La Reine des Sables : L’extraordinaire épopée de la Kahena, par Didier Nebot

Lectures de Jean-Pierre Allali - La Reine des Sables : L’extraordinaire épopée de la Kahena, par Didier Nebot

 

Au 7ème siècle, en Afrique du Nord, vivaient des tribus berbères judaïsées qui côtoyaient en bonne ou mauvaise entente, selon les périodes, des animistes, des Chrétiens ou encore des Arabes musulmans.

Parmi ces tribus, les Nefoussa, les Fendelaoua, les Médiouna, les Bahloula, les Ghiata, les Fezzaz et les Djéraoua.  C’est au sein de cette dernière que Didier Nebot a choisi de situer l’action de son agréable roman historique.

Le chef de cette tribu, considéré comme roi, se nomme alors Tabet l’Aaronide. Avant lui, il y avait son père, Nissim et, en remontant le temps, Baoura, Meskeri, Afred, Ousila et Guerra.

Alors que la vie s’écoulait tranquille dans le village de Mascula,  entre transhumances saisonnières, un drame s’abat sur Tabet. Sa femme Malka et son fils périssent dans un incendie provoqué par un qânoun mal éteint. Dès lors, il n’a plus d’héritier mâle. Sa fille Dahia, « la petite princesse qui commande aux esprits », malgré ses talents incontestables, ne saurait prendre la relève réservée aux hommes. L’angoisse est d’autant plus grande pour Tabet qu’un prétendant, aussi gras que fat, un certain Moudèh de Théveste, a jeté son dévolu sur la petite qui, elle, n’a d’yeux que pour l’infortuné handicapé et boiteux, Adam.

Alors qu’elle n’est qu’une adolescente, Dahia va être séduite par un soldat grec, Serkid .Un enfant naîtra de cette liaison, Saadia. Notre héroïne cherchera vainement à faire reconnaître l’enfant par son père qu’elle retrouve à Kairouan et qui refuse de l’épouser. Alors qu’elle n’a pas encore 18 ans, elle finit par épouser l’horrible Moudèh et lui donnera aussi un enfant prénommé Simon.

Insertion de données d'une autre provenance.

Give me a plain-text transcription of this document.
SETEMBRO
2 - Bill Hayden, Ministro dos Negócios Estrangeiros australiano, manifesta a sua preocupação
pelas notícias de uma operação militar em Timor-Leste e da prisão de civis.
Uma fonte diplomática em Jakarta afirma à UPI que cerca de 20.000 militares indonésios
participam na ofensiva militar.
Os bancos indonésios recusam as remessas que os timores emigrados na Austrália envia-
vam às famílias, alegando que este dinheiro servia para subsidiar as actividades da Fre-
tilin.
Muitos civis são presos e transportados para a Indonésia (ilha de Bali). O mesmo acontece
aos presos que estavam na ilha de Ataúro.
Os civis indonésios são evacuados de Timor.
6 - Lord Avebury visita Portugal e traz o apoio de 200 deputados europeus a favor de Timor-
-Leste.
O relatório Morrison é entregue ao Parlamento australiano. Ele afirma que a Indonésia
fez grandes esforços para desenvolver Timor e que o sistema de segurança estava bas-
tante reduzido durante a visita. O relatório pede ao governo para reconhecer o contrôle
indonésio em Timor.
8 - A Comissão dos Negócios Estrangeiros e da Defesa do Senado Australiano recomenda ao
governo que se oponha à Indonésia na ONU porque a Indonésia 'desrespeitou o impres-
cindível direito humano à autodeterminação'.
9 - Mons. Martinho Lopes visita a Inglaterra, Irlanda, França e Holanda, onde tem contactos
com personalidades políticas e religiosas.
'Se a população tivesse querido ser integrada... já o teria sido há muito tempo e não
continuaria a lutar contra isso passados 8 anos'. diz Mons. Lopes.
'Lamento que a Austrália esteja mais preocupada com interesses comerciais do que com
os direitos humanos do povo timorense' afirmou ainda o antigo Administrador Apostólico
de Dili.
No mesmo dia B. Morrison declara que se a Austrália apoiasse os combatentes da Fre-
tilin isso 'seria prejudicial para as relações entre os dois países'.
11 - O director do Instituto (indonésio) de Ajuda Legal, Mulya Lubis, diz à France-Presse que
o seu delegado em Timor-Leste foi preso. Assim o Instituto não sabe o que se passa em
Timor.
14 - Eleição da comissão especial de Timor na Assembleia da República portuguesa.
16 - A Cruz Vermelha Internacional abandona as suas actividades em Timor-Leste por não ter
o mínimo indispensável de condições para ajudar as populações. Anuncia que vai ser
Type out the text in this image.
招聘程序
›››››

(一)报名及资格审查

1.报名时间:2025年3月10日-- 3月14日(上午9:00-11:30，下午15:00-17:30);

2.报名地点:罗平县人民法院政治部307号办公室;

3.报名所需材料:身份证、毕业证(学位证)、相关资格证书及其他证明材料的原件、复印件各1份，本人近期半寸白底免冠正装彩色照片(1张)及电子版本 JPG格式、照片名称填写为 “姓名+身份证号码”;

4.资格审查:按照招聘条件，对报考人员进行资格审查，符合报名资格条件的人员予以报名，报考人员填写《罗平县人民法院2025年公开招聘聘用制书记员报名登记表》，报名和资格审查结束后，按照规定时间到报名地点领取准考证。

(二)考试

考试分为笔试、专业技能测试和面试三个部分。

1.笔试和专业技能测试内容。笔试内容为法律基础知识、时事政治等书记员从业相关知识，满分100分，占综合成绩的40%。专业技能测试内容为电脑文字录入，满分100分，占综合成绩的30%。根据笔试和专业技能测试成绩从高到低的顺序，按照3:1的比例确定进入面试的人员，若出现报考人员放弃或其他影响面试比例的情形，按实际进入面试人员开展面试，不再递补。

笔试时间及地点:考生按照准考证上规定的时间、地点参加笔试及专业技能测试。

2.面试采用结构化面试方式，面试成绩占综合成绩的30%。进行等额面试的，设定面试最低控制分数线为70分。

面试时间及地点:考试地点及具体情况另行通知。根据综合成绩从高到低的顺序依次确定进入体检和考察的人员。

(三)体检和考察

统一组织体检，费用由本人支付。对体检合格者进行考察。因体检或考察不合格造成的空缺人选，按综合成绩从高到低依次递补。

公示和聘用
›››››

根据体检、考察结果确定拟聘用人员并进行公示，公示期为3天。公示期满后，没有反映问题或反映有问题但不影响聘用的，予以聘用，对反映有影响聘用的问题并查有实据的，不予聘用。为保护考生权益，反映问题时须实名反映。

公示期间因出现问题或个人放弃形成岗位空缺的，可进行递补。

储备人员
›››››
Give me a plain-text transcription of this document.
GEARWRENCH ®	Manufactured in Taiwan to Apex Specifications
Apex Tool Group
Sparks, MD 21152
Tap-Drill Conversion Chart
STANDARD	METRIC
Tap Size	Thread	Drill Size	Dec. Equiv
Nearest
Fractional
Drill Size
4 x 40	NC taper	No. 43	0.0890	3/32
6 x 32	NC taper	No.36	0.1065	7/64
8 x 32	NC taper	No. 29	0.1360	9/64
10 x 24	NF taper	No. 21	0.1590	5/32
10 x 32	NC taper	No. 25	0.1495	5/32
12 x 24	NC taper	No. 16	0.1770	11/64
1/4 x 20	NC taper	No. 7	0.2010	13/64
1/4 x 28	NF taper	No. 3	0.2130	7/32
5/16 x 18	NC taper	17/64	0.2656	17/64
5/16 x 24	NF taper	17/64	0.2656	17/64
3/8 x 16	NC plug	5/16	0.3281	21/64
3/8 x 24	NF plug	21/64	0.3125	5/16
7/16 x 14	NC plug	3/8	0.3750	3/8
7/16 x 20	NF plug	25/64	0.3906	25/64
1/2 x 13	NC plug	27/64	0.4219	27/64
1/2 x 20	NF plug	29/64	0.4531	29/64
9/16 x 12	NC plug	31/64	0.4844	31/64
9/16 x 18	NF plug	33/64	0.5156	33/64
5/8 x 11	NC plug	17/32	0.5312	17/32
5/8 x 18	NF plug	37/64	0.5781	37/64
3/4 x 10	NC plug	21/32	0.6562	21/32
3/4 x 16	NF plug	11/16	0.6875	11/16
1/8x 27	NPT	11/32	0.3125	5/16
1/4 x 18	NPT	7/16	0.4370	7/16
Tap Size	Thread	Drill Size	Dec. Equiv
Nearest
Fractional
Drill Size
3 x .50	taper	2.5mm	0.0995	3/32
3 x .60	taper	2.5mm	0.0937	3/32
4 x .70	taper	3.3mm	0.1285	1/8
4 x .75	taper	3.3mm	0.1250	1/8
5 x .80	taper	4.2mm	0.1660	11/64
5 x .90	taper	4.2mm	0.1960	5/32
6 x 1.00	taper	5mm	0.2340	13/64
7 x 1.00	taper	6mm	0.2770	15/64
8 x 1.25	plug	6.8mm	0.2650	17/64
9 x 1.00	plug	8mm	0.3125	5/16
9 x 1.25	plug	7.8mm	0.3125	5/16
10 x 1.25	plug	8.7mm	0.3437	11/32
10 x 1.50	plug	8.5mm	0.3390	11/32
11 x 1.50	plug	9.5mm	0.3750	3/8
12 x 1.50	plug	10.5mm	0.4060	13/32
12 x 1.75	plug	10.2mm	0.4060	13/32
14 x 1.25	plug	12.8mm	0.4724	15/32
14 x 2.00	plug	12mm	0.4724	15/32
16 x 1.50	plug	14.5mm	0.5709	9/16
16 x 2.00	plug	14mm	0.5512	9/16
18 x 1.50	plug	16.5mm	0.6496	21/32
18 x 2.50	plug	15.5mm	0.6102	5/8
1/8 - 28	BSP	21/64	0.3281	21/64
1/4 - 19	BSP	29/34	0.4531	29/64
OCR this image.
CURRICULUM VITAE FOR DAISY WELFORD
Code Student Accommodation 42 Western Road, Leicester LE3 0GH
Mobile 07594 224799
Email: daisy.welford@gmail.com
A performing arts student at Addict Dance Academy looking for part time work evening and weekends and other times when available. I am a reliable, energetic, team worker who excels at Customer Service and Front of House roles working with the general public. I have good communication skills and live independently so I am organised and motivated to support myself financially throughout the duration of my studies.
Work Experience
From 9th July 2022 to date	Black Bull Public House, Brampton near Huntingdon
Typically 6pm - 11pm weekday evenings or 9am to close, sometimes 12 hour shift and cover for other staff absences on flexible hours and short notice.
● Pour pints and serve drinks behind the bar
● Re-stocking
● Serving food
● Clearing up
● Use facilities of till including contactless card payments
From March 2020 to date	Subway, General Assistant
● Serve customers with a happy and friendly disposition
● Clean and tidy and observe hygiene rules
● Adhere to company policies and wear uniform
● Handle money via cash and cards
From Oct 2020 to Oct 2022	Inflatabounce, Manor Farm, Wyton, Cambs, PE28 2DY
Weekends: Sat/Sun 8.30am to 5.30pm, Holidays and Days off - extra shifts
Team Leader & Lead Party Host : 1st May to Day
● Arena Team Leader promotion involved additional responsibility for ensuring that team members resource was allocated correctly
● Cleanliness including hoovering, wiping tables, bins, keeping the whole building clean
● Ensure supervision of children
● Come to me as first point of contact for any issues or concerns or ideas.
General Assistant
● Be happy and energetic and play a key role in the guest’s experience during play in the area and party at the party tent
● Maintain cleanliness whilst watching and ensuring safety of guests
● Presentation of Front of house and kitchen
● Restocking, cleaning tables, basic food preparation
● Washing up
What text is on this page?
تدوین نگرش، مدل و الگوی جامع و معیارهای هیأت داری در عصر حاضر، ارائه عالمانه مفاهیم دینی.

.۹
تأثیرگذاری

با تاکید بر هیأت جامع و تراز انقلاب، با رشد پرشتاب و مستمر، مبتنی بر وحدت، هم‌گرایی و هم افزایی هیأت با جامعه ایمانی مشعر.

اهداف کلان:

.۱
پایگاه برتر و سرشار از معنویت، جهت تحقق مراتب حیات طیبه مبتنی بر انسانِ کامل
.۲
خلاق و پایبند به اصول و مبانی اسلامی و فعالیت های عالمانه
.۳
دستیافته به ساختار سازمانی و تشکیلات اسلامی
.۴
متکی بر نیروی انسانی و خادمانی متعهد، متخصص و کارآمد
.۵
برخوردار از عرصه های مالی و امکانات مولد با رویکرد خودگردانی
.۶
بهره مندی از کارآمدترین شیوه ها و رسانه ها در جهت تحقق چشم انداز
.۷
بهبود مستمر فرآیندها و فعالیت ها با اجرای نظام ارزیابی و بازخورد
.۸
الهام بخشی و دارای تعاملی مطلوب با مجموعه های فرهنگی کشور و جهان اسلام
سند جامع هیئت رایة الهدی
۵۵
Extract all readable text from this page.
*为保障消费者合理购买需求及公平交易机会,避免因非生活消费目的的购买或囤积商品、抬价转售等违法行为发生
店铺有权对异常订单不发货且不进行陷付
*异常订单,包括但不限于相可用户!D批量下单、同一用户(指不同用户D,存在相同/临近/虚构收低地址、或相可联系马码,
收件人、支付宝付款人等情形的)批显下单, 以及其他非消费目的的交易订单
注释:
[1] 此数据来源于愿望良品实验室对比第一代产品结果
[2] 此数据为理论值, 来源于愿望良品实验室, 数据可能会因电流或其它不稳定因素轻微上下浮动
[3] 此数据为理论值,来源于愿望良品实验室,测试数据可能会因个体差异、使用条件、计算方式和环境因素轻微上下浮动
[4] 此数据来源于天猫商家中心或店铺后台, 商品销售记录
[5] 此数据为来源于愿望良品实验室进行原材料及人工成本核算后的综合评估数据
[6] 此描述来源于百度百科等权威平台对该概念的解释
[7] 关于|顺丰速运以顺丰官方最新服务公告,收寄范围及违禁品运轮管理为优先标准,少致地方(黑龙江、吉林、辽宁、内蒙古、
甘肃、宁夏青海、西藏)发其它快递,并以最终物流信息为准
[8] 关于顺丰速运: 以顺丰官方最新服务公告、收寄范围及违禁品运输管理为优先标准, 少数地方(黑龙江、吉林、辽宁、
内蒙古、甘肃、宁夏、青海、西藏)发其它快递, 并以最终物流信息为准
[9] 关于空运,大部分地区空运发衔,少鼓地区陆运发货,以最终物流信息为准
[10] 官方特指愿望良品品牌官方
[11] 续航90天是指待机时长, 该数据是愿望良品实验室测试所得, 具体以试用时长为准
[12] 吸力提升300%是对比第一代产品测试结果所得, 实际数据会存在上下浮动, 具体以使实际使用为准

Les Arabo-Musulmans, emmenés par l’émir Ocba, ne se contentant plus de Kairouan, préparent l’invasion générale de l’Afrique du Nord. Les Berbères, premiers visés par la déferlante islamique qui se profile, se préparent à la guerre. Sous l’autorité de Koceila, ils vaincront les Arabes au cours de combats qui verront la mort de Tabet. Et Moudèh devint roi. Un roi cruel, un despote.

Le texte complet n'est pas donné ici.